Selon la directive du Président, le Président lui-même décidera qui serait jugé par les tribunaux militaires et le Secrétaire à la Défense Donal Rumsfeld nommera les juges et décidera des régles et des procédures, y compris le degré de preuves requis pour une condamnation. Ca ressemble à un coup d'état silencieux.

Boyle : C'est clair. Ce à quoi nous assistons depuis le 11 Septembre, si on prend en compte tout ce que Ashcroft, Bush et Gonzales et leur équipe des avocats de la Federalist Society ont fait, c'est un coup d'état contre la Constitution des Etats-Unis. Ca ne fait aucun doute.

Lorsqu'on prend en compte la loi d'Aschroft (police state bill) qui fut votée au Congrès - et dont plusieurs membres ont avoué qu'ils ne l'avaient même pas lu avant de voter - c'est bien à cela que nous assistons, un coup d'état constitutionnel. Il n'y a pas d'autre mot.

Bernstein : quelles seront les implications lorsque le président et le secrétaire de la défense décideront qui seront les défenseurs et quel sera le degré des preuves requis ? Il est difficile d'imaginer comment ça pourrait fonctionner.

Boyle : C'est vraiment comme au temps de l'Empire Britannique ( Star Chamber proceedings) lorsque quelqu'un était accusé de trahison et comparaissait discrétement, en secret.
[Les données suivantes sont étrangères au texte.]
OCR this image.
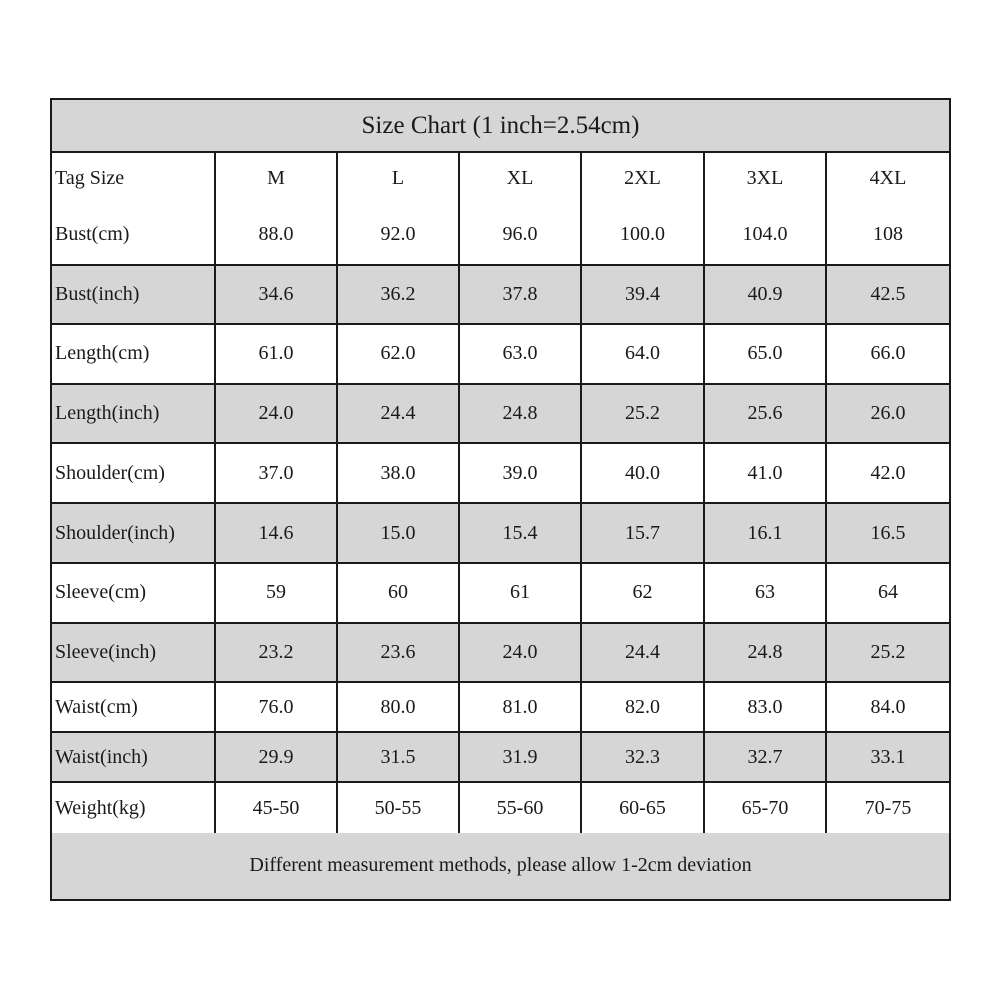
Size Chart (1 inch=2.54cm)						
Tag Size	M	L	XL	2XL	3XL	4XL
Bust(cm)	88.0	92.0	96.0	100.0	104.0	108
Bust(inch)	34.6	36.2	37.8	39.4	40.9	42.5
Length(cm)	61.0	62.0	63.0	64.0	65.0	66.0
Length(inch)	24.0	24.4	24.8	25.2	25.6	26.0
Shoulder(cm)	37.0	38.0	39.0	40.0	41.0	42.0
Shoulder(inch)	14.6	15.0	15.4	15.7	16.1	16.5
Sleeve(cm)	59	60	61	62	63	64
Sleeve(inch)	23.2	23.6	24.0	24.4	24.8	25.2
Waist(cm)	76.0	80.0	81.0	82.0	83.0	84.0
Waist(inch)	29.9	31.5	31.9	32.3	32.7	33.1
Weight(kg)	45-50	50-55	55-60	60-65	65-70	70-75
Different measurement methods, please allow 1-2cm deviation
On avait droit à un jugement expéditif et la personne était condamné à mort. Et c'était tout.

Le point important à noter est que le président et le secrétaire de la défense sont liés par la troisième et quatrième convention de genève, que ce soit en Afghanistan ou au Pakistan. Ils n'ont aucun droit particulier dans ces cas.
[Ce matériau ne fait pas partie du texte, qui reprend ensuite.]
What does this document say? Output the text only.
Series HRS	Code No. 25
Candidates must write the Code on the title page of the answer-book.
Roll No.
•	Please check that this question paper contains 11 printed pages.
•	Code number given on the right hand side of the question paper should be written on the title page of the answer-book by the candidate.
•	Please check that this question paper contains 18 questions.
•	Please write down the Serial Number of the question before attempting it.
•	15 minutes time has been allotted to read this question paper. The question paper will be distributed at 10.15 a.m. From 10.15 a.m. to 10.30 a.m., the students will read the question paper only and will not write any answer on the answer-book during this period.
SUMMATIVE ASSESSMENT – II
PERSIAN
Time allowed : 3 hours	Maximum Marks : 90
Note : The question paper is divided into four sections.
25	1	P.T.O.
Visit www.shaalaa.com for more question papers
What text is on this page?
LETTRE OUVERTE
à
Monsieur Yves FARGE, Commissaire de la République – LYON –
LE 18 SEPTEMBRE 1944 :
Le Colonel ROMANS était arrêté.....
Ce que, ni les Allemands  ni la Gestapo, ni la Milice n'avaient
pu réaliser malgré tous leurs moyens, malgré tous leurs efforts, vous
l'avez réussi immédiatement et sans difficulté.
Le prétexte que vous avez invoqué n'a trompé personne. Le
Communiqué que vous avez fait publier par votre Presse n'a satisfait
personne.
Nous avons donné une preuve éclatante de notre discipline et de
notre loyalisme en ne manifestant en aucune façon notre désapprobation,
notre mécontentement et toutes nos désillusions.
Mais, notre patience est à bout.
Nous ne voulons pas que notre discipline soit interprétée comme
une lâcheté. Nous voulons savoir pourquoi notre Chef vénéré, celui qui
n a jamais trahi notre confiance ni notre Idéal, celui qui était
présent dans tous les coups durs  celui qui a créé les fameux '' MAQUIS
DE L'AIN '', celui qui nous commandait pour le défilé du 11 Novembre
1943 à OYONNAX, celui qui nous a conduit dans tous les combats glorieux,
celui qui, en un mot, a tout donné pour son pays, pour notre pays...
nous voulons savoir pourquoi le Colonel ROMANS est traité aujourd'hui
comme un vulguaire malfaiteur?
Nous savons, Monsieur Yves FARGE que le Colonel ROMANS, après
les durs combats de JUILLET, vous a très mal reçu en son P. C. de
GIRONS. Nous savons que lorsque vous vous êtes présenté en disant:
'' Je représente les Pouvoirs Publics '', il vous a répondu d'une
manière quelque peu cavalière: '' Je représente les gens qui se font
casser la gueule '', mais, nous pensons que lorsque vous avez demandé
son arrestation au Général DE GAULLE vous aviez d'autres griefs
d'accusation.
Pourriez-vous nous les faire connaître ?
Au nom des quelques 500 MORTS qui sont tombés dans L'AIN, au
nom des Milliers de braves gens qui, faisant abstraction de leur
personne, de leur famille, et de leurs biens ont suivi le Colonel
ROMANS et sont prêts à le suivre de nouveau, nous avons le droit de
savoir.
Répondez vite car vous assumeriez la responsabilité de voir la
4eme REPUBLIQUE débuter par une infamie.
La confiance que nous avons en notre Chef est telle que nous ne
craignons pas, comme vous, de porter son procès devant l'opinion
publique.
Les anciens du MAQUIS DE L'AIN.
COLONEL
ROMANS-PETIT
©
Pour ce qui concerne les Etats-Unis, ils sont liés par la Constitution et de la Déclaration des Droits de l'Homme, et ils sont liés par des traités internationaux. Il n'y a aucune exception à laquelle le président peut faire appel unilatéralement sans autre forme de procès. Mais c'est exactement ce que son ordre - vous pouvez le lire dans le New York Times d'aujourd'hui - tente de faire.
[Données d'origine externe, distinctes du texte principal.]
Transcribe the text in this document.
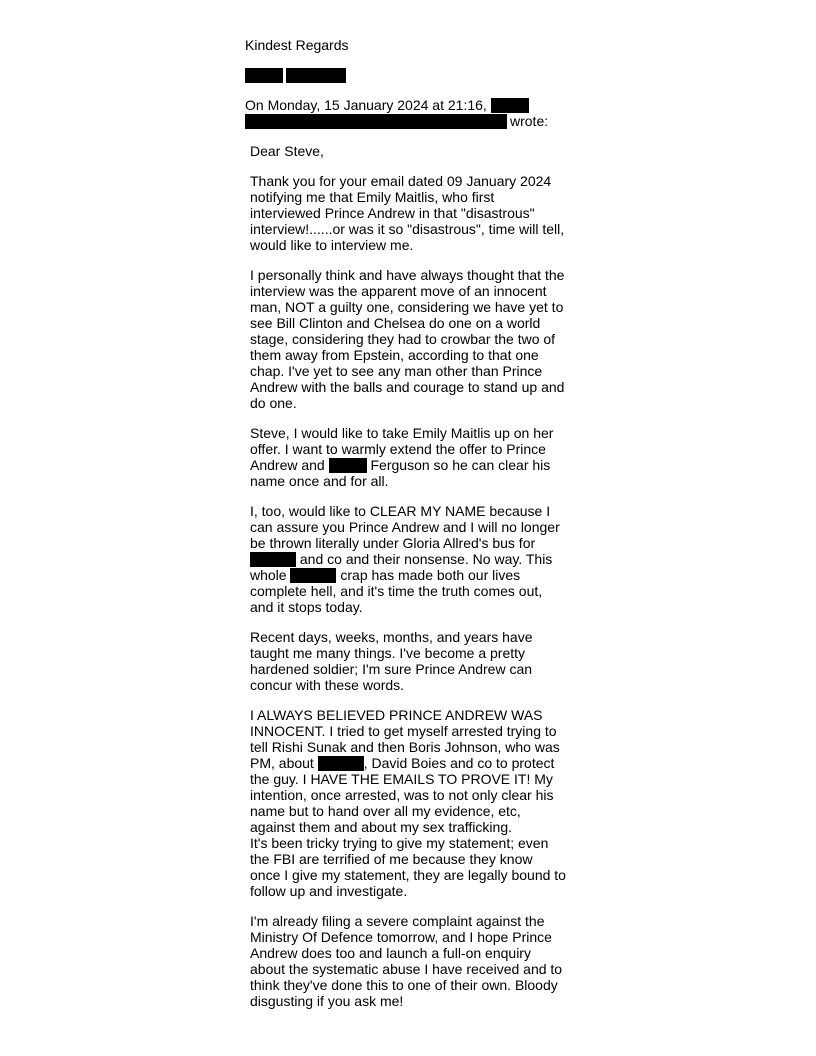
Kindest Regards
On Monday, 15 January 2024 at 21:16,
wrote:
Dear Steve,
Thank you for your email dated 09 January 2024
notifying me that Emily Maitlis, who first
interviewed Prince Andrew in that "disastrous"
interview!......or was it so "disastrous", time will tell,
would like to interview me.
I personally think and have always thought that the
interview was the apparent move of an innocent
man, NOT a guilty one, considering we have yet to
see Bill Clinton and Chelsea do one on a world
stage, considering they had to crowbar the two of
them away from Epstein, according to that one
chap. I've yet to see any man other than Prince
Andrew with the balls and courage to stand up and
do one.
Steve, I would like to take Emily Maitlis up on her
offer. I want to warmly extend the offer to Prince
Andrew and	Ferguson so he can clear his
name once and for all.
I, too, would like to CLEAR MY NAME because I
can assure you Prince Andrew and I will no longer
be thrown literally under Gloria Allred's bus for
and co and their nonsense. No way. This
whole	crap has made both our lives
complete hell, and it's time the truth comes out,
and it stops today.
Recent days, weeks, months, and years have
taught me many things. I've become a pretty
hardened soldier; I'm sure Prince Andrew can
concur with these words.
I ALWAYS BELIEVED PRINCE ANDREW WAS
INNOCENT. I tried to get myself arrested trying to
tell Rishi Sunak and then Boris Johnson, who was
PM, about	, David Boies and co to protect
the guy. I HAVE THE EMAILS TO PROVE IT! My
intention, once arrested, was to not only clear his
name but to hand over all my evidence, etc,
against them and about my sex trafficking.
It's been tricky trying to give my statement; even
the FBI are terrified of me because they know
once I give my statement, they are legally bound to
follow up and investigate.
I'm already filing a severe complaint against the
Ministry Of Defence tomorrow, and I hope Prince
Andrew does too and launch a full-on enquiry
about the systematic abuse I have received and to
think they've done this to one of their own. Bloody
disgusting if you ask me!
Bernstein : A l'évidence, c'est une question très préoccupante pour les arabo-américains, ceux qui sont ici avec des visas ou des cartes de séjour. Il y a à présent mille personnes en état d'arrestation. Ashcroft parle de cinq mille de plus qui seront arrêtées. Toutes ces personnes pourront être jugées en secret et condamnées sans la présentantion de la moindre preuve.

Boyle : C'est exact. Nous sommes en train de devenir une République bananière, ici même aux Etats-Unis, avec des personnes "disparues", phénomène à laquelle nous avons assisté sous les dictatures latino-américains dans les années 70 et 80, avec, soit-dit en passant, le soutien du Gouvernement des Etats-Unis. Le dernier chiffre que j'ai lu parle de plus de 1.100 étrangers, Arabes, Musulmans, qui ont tout simplement disparu. Nous ne savons pas où ils sont ni dans quelles conditions ils sont détenus. Nous ne savons pas s'ils ont droit à des avocats. Nous savons que l'un d'eux est mort, dans des circonstances très troublantes, en état d'arrestation. Il y a des rapports qui disent qu'il a été torturé à mort.

Je dois souligner que le phénomène de disparitions est considéré comme un crime contre l'humanité par la Cour de Justice Internationale. C'est très dangereux.

La question est la suivante : quand est-ce que le FBI, la CIA et la NSA commenceront-ils à employer ces mesures, que leur a accordées Ashcroft, contre les citoyens des Etats-Unis ? A l'évidence, il s'agit de la prochaine étape.

Bernstein : C'était un entretien avec le Professeur Francis Boyle. Merci.